Conventional archery methods of inducing arrow shaft rotation about the longitudinal spin axis primarily use variations of fletching or vanes. Launching an arrow into free flight upon release of the bowstring, air passing across fletching mounted with an angular offset to the longitudinal axis of the arrow, induces a torque about the longitudinal axis of an arrow. The net result is arrow rotation only after the arrow has traveled some distance. Features common to conventional methods require the arrow to be moving through a fluid to create the desired rotational forces. During the first moments of free flight, a current art bow launches an arrow that is not rotating about the longitudinal axis. The negative effects of zero initial rotational velocity about the longitudinal spin axis upon launch make an arrow more prone to deviate from the intended flight path. The energy required to rotationally accelerate the arrow shaft caused by prior art fletching drag robs valuable forward velocity through all phases of flight. The benefit of the physics governing conservation of angular momentum, incurred by rotation about the arrow shaft longitudinal axis, that minimize the influences of external forces, do not come into play until the arrow shaft is actually rotating. Thus, immediately upon entry into free flight, a conventional arrow loses the benefit of increased stability created by conservation of angular momentum forces until the arrow has traveled some distance.
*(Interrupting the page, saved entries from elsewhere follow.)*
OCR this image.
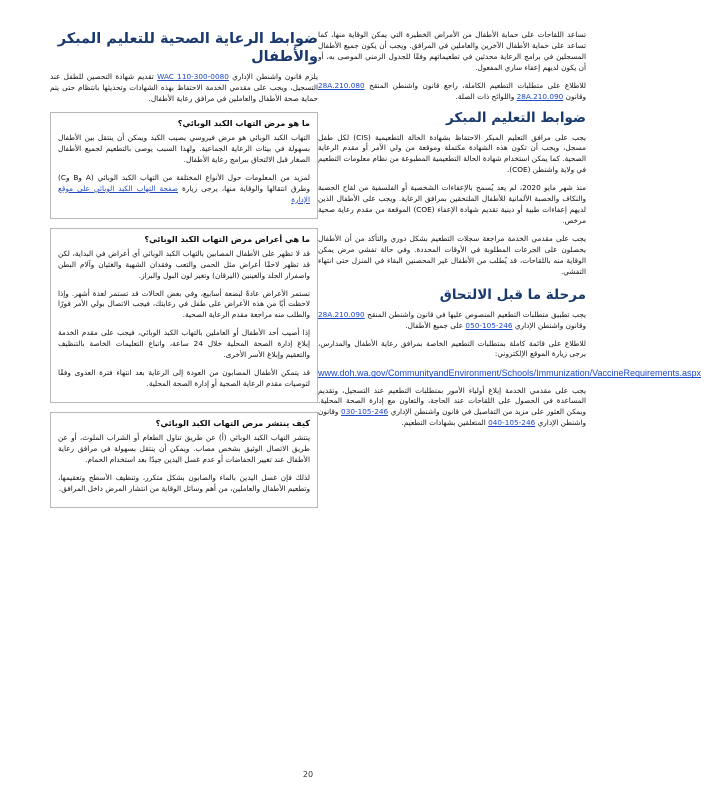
ضوابط الرعاية الصحية للتعليم المبكر والأطفال

يلزم قانون واشنطن الإداري WAC 110-300-0080 تقديم شهادة التحصين للطفل عند التسجيل، ويجب على مقدمي الخدمة الاحتفاظ بهذه الشهادات وتحديثها بانتظام حتى يتم حماية صحة الأطفال والعاملين في مرافق رعاية الأطفال.

ما هو مرض التهاب الكبد الوبائي؟

التهاب الكبد الوبائي هو مرض فيروسي يصيب الكبد ويمكن أن ينتقل بين الأطفال بسهولة في بيئات الرعاية الجماعية. ولهذا السبب يوصى بالتطعيم لجميع الأطفال الصغار قبل الالتحاق ببرامج رعاية الأطفال.

لمزيد من المعلومات حول الأنواع المختلفة من التهاب الكبد الوبائي (A وB وC) وطرق انتقالها والوقاية منها، يرجى زيارة صفحة التهاب الكبد الوبائي على موقع الإدارة

ما هي أعراض مرض التهاب الكبد الوبائي؟

قد لا تظهر على الأطفال المصابين بالتهاب الكبد الوبائي أي أعراض في البداية، لكن قد تظهر لاحقًا أعراض مثل الحمى والتعب وفقدان الشهية والغثيان وآلام البطن واصفرار الجلد والعينين (اليرقان) وتغير لون البول والبراز.

تستمر الأعراض عادةً لبضعة أسابيع، وفي بعض الحالات قد تستمر لعدة أشهر. وإذا لاحظت أيًا من هذه الأعراض على طفل في رعايتك، فيجب الاتصال بولي الأمر فورًا والطلب منه مراجعة مقدم الرعاية الصحية.

إذا أصيب أحد الأطفال أو العاملين بالتهاب الكبد الوبائي، فيجب على مقدم الخدمة إبلاغ إدارة الصحة المحلية خلال 24 ساعة، واتباع التعليمات الخاصة بالتنظيف والتعقيم وإبلاغ الأسر الأخرى.

قد يتمكن الأطفال المصابون من العودة إلى الرعاية بعد انتهاء فترة العدوى وفقًا لتوصيات مقدم الرعاية الصحية أو إدارة الصحة المحلية.

كيف ينتشر مرض التهاب الكبد الوبائي؟

ينتشر التهاب الكبد الوبائي (أ) عن طريق تناول الطعام أو الشراب الملوث، أو عن طريق الاتصال الوثيق بشخص مصاب. ويمكن أن ينتقل بسهولة في مرافق رعاية الأطفال عند تغيير الحفاضات أو عدم غسل اليدين جيدًا بعد استخدام الحمام.

لذلك فإن غسل اليدين بالماء والصابون بشكل متكرر، وتنظيف الأسطح وتعقيمها، وتطعيم الأطفال والعاملين، من أهم وسائل الوقاية من انتشار المرض داخل المرافق.

تساعد اللقاحات على حماية الأطفال من الأمراض الخطيرة التي يمكن الوقاية منها، كما تساعد على حماية الأطفال الآخرين والعاملين في المرافق. ويجب أن يكون جميع الأطفال المسجلين في برامج الرعاية محدثين في تطعيماتهم وفقًا للجدول الزمني الموصى به، أو أن يكون لديهم إعفاء ساري المفعول.

للاطلاع على متطلبات التطعيم الكاملة، راجع قانون واشنطن المنقح 28A.210.080 وقانون 28A.210.090 واللوائح ذات الصلة.

ضوابط التعليم المبكر

يجب على مرافق التعليم المبكر الاحتفاظ بشهادة الحالة التطعيمية (CIS) لكل طفل مسجل، ويجب أن تكون هذه الشهادة مكتملة وموقعة من ولي الأمر أو مقدم الرعاية الصحية. كما يمكن استخدام شهادة الحالة التطعيمية المطبوعة من نظام معلومات التطعيم في ولاية واشنطن (COE).

منذ شهر مايو 2020، لم يعد يُسمح بالإعفاءات الشخصية أو الفلسفية من لقاح الحصبة والنكاف والحصبة الألمانية للأطفال الملتحقين بمرافق الرعاية. ويجب على الأطفال الذين لديهم إعفاءات طبية أو دينية تقديم شهادة الإعفاء (COE) الموقعة من مقدم رعاية صحية مرخص.

يجب على مقدمي الخدمة مراجعة سجلات التطعيم بشكل دوري والتأكد من أن الأطفال يحصلون على الجرعات المطلوبة في الأوقات المحددة. وفي حالة تفشي مرض يمكن الوقاية منه باللقاحات، قد يُطلب من الأطفال غير المحصنين البقاء في المنزل حتى انتهاء التفشي.

مرحلة ما قبل الالتحاق

يجب تطبيق متطلبات التطعيم المنصوص عليها في قانون واشنطن المنقح 28A.210.090 وقانون واشنطن الإداري 246-105-050 على جميع الأطفال.

للاطلاع على قائمة كاملة بمتطلبات التطعيم الخاصة بمرافق رعاية الأطفال والمدارس، يرجى زيارة الموقع الإلكتروني:

www.doh.wa.gov/CommunityandEnvironment/Schools/Immunization/VaccineRequirements.aspx

يجب على مقدمي الخدمة إبلاغ أولياء الأمور بمتطلبات التطعيم عند التسجيل، وتقديم المساعدة في الحصول على اللقاحات عند الحاجة، والتعاون مع إدارة الصحة المحلية. ويمكن العثور على مزيد من التفاصيل في قانون واشنطن الإداري 246-105-030 وقانون واشنطن الإداري 246-105-040 المتعلقين بشهادات التطعيم.

20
The size of conventional fletching required to provide enough surface area necessary to get a free flight arrow rotating in a short period of time must be substantial. Once the arrow is sufficiently rotating at a latter position in the flight path, substantial fletching now causes unnecessary drag on the rotating arrow. The net result is a shorter and more parabolic flight trajectory. Additionally, fletching acts to steer an arrow into a crosswind.
In an effort to increase rotation of the arrow, known prior art devices attach vanes to the arrow shaft in a helical orientation with respect to the longitudinal axis of the arrow shaft. The helical orientation of the archery vanes generates more rotation during flight than other conventional archery vanes. However, due to the decreased clearance between archery vanes, the archery vanes interfere with an arrow rest of a bow, for example as an archer launches the arrow. This interference causes the arrow to change direction when fired from the bow or wobble during flight, resulting in decreased accuracy and flight distance. Additionally, arrow nock points require alignment or timing thus incurring an additional set-up procedure prior to launching an arrow. Further, because of a required offset position, arrows having helically oriented archery vanes are difficult to manufacture and create greater aerodynamic drag during flight.
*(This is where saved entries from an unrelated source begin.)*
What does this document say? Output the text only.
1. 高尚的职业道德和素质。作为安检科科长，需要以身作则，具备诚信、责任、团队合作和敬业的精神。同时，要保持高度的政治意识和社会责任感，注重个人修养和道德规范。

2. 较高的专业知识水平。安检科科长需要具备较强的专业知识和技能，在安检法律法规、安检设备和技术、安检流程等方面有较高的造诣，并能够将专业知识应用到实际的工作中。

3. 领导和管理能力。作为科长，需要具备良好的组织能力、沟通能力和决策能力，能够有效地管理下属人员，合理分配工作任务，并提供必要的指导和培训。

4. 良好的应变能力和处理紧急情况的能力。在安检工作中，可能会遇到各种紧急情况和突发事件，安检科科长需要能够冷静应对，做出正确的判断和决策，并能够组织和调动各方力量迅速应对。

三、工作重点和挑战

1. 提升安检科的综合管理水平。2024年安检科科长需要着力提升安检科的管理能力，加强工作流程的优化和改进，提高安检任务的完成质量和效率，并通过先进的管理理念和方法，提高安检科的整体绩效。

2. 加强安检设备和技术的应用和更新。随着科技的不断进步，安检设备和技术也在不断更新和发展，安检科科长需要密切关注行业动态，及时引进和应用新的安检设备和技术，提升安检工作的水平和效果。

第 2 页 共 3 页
Other conventional archery vanes have a surface with a convex shape producing an airfoil-type archery vane to generate rotation. However, the convex surface produces only a small amount of fluid displacement and relatively little rotation of the arrow during flight. Thus, these conventional archery vanes do not provide the desired rotation and stability to the arrow.
Either conventional or in the present invention, energy is required to spin an arrow. The present invention has the advantage of initially exerting energy to spin the arrow mechanically over the releasing range and thus minimizes external forces the entire period of flight, most importantly, during the first moments of free flight. The smallest deviation from intended flight path at the beginning of flight continues to grow in error as flight distance and flight time increase. A common analogy is rifling (machined spirals) located in the inner barrel bores of most guns, old and modern. Rifling acts to spin a projectile (or projectiles when referring to a shotgun) upon firing. Bullets from guns leave the barrel already spinning. No known prior art archery bows launch a pre-spinning arrow. Bullets and arrows are both projectiles with an intended flight path fighting dynamic external forces that include gravity and fluids. The disadvantage of waiting for an arrow to be moving through a fluid to create the desired rotational forces simply allows more time for introduced influential errors in the first moments of free flight.
There is an apparent need for an archery bow device that upon launch generates rotation of the arrow shaft about the longitudinal axis prior to the arrow leaving the bow thus providing increased arrow stability and flight accuracy.